Surviving an Active Shooter Incident
There have been a number of these unfortunate events over the last few years. Virginia Tech, Columbine, the Denver movie theater, New Town, Connecticut and the US Navy Yard to name a few. Analysis of these events show that those who flee at the first sign of trouble are the most likely to survive. Those that can hide from the shooter are the next most likely to survive. Those that have to fight are in the 50/50 range of survival and those that are caught in place and give up are the least likely to survive.
The Department of Defense created mandatory training for employees that teaches to run first, hide (barricade yourself in) if you cant run and fight only if you absolutely have to. Emphasis is on assessing your situation thoroughly before anything happens and rehearsing what you would do in a number of scenarios. Augmenting the DoD course concept, below is our Shinken Taijutsu method for preparing for and surviving an Active Shooter incident.

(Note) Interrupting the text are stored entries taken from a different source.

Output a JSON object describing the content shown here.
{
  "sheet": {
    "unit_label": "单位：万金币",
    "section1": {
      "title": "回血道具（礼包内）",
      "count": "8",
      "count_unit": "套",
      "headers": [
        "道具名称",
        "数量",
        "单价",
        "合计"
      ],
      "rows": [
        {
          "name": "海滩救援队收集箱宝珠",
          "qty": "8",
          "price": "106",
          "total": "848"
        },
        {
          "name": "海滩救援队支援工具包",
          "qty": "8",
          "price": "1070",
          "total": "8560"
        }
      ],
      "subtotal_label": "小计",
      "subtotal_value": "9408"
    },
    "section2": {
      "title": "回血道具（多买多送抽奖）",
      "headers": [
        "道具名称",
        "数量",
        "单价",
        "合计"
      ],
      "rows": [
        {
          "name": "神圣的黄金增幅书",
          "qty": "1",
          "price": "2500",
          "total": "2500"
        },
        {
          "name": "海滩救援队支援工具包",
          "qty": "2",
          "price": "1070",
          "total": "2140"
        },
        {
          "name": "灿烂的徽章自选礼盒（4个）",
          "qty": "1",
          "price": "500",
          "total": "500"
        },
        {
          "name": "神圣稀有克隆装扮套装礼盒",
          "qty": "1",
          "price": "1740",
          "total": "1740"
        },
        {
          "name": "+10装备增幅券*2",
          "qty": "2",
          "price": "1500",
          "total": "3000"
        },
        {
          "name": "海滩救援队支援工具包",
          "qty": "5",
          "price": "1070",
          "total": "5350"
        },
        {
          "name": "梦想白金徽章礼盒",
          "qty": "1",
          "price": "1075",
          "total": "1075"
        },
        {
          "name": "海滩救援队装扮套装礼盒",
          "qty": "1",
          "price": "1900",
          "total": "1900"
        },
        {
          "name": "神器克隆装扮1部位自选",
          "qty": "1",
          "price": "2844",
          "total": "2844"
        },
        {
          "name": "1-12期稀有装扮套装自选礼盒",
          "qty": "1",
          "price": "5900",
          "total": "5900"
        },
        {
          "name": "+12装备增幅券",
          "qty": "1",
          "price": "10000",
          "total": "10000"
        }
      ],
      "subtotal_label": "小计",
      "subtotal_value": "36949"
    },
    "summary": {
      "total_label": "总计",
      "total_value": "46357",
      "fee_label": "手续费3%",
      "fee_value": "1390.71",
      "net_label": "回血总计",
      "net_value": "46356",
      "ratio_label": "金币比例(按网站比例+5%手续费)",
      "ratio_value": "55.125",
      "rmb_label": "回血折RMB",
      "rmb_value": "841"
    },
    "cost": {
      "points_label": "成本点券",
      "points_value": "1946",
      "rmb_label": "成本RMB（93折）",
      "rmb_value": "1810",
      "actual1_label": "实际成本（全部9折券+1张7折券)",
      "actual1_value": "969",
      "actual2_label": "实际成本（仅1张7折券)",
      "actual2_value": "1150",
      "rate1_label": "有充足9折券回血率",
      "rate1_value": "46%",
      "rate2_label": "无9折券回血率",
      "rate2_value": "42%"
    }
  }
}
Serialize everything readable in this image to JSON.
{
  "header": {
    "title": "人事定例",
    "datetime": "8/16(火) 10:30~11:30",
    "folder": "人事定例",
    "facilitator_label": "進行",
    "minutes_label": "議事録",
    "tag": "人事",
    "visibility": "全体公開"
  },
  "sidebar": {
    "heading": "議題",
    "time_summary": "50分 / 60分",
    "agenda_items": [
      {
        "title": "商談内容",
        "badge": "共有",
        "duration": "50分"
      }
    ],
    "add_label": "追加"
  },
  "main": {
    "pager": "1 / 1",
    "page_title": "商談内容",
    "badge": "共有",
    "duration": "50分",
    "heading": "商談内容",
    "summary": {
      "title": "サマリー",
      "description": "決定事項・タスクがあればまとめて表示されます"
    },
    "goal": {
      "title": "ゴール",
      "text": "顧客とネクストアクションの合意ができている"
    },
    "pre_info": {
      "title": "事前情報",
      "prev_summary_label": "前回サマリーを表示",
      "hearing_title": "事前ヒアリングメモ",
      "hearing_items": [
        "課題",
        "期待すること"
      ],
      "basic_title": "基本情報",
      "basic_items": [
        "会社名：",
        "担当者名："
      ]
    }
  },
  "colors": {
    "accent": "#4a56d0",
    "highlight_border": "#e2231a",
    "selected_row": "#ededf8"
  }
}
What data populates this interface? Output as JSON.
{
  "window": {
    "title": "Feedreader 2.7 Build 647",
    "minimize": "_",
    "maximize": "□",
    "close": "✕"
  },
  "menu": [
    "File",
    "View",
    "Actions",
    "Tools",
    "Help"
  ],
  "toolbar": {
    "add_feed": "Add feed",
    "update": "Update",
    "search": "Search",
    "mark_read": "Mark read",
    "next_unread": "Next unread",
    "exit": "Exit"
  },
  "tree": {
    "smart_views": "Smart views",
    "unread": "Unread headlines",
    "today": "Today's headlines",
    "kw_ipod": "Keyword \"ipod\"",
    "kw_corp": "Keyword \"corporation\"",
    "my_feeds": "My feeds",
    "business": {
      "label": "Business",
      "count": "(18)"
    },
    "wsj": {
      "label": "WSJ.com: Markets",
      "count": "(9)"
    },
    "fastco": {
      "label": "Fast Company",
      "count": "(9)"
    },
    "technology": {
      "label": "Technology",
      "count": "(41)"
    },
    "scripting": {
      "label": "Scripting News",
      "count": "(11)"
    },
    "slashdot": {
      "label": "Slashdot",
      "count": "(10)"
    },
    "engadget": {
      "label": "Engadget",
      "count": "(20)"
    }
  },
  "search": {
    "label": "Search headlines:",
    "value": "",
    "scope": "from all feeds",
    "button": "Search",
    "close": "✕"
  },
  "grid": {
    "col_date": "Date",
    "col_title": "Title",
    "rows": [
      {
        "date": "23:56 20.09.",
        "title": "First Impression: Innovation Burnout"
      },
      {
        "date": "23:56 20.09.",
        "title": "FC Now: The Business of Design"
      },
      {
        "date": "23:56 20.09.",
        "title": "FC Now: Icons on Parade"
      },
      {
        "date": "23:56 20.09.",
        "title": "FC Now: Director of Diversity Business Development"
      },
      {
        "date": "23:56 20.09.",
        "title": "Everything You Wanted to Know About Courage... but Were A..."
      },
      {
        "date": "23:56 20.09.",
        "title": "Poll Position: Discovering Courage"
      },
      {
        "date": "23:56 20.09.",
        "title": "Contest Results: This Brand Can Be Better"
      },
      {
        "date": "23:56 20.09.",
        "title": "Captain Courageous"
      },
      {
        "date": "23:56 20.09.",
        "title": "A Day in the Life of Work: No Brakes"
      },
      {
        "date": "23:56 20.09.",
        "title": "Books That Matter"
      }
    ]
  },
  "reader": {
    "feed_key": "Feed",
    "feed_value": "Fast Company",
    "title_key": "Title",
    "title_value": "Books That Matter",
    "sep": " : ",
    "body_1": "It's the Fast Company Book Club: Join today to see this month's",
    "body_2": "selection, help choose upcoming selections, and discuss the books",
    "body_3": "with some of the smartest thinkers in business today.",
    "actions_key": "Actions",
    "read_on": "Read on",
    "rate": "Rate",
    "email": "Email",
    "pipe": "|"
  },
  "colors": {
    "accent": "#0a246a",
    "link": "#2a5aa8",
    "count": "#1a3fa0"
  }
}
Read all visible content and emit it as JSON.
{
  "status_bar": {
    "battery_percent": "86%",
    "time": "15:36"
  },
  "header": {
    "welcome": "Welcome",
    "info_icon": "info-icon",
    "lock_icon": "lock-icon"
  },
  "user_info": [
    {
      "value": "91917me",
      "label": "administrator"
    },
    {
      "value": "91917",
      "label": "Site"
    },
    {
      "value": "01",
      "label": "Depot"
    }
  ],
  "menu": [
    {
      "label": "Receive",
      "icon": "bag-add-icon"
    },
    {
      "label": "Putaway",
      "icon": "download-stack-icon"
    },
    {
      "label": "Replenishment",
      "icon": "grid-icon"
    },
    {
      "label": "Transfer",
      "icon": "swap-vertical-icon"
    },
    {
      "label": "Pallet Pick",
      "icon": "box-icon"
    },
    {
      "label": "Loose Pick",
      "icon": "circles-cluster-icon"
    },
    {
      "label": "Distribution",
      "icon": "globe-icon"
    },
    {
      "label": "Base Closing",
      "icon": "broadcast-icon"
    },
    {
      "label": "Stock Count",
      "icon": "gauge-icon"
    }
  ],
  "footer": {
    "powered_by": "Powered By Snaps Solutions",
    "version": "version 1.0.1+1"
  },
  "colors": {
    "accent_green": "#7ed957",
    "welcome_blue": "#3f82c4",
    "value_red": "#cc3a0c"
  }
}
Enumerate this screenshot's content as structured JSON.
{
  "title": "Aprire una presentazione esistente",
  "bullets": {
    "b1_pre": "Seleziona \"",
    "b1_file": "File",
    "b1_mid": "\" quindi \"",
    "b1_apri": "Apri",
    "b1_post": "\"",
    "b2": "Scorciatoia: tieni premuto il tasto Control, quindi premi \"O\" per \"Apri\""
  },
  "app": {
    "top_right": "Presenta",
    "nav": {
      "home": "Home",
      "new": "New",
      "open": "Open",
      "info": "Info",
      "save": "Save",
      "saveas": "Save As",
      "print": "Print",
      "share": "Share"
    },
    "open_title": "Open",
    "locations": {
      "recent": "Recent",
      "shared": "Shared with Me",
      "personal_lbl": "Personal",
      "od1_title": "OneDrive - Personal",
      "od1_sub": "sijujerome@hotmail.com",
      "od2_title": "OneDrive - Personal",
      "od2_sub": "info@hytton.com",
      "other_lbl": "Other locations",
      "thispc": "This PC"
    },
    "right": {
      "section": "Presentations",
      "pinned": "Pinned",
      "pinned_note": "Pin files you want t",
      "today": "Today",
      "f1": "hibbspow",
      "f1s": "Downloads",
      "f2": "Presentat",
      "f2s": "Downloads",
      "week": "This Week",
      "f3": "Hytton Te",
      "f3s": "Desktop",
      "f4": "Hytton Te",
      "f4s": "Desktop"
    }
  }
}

- Learn the escape routes and available exits in all locations where you might find yourself should an Active Shooter incident happen while you are at work, restaurant, theater, department store, home or even stuck in traffic. These include knowing the back doors, emergency stairwells, fire escapes, windows with access to the outside, etc. You should never use an elevator to attempt to escape. It is too easy to become trapped if the power goes out due to a fire or explosion. Also what would you do if the elevator doors open and the shooter is standing right there waiting for you? Use the stairs farthest away from where you think the shooter that also has an exit nearby. Using stairs allows you to escape to another floor should the shooter enter the stairwell above or below you. [Note: Make sure you know which floors you can get back into should you use the stairs. Some buildings may not allow you to get back into certain floors.]
- What kinds of emergency communication do you have access to? Internal phone, intercom, radio, outside lines, your cell? Are their back up communications if the primary goes out with the power? Learn how to call for police and fire/rescue in each location. Do you have internal communications to a security response team in your bldg/organization or do you need to call 911 for outside help? Learn how to describe your location and the situation to responders. Know how to call your loved ones, friends, family, coworkers who may also be trapped in the situation. If you do not have access to communications where you are, learn where the closest comms are to you.
- Understanding the strength of your doors, locks and the surrounding walls of the area you are in. Are they strong enough to stop a determined attacker from getting inside? Is furniture or equipment available to strengthen the entry from access? Can you block the windows so the shooter cannot see inside and/or gain access? If you are in a weak location, figure out where you need to move to improve your defense should you have to stay and hide.
- Learn where the nearest help is located. Do you have an emergency operations center in your bldg? What about the security desk at the entrance? Is there a secure/safe room in your home or bldg? If you escape outside, can you get to your vehicle or is there a safe location nearby, such as a firehouse or police station? You should pick several rendezvous locations for your family or coworkers to egress to and regroup.
- Go over all of the above scenarios with your family and especially school-age children who may be more vulnerable and dependent on others for their safety. Learn what safety mechanisms your children’s schools have in place and incorporate them into your family’s training.
- Should you have to fight, what weapons or improvised weapons do you have at your disposal at work, in the car, at the theater, on you, etc. I am a big proponent of carrying a small clip knife, a metal writing pen (tactical pen) and a small flashlight at all times during the day and when I am out and about. [Note: Please seek professional training in the use of a clip knife, tactical pen and flashlight if you want to be effective in their use.] Assess what you have on your person or within arms reach in your home, office and car. Should you come face to face with an Active Shooter, what weapons do you have available to throw at your opponent or use against them? If you are forced to fight, do it with total commitment, because your life and the lives of others will depend on it. A half-hearted response against a determined attacker will turn out badly for you. Statistics bear out that a strong counter-attack weighs in your favor. This is true whether you are armed or not and going against an armed opponent. So go all out, don’t hold back, and don’t stop until you are safe. [Note: Seek professional training in personal defense if you want to better defend yourself and others.
These are some of the things you need to assess, rehearse and make a part of your life to give you the best chance possible of surviving an Active Shooter incident. You not only need to do this yourself, but engage your family and coworkers so everyone you care about has the best possible chance of getting through a bad situation.
So here is your homework assignment. Make an assessment of your place of work, home or other location where you spend a lot of time. Jot down the escape routes, safe locations, communications, strength of your defense and an idea of what improvised weapons you have available. Let me know what you come up with. Do this with determination and if you become involved in an Active Shooter incident, you will be the one to lead your friends, coworkers, loved ones and maybe even strangers to safety.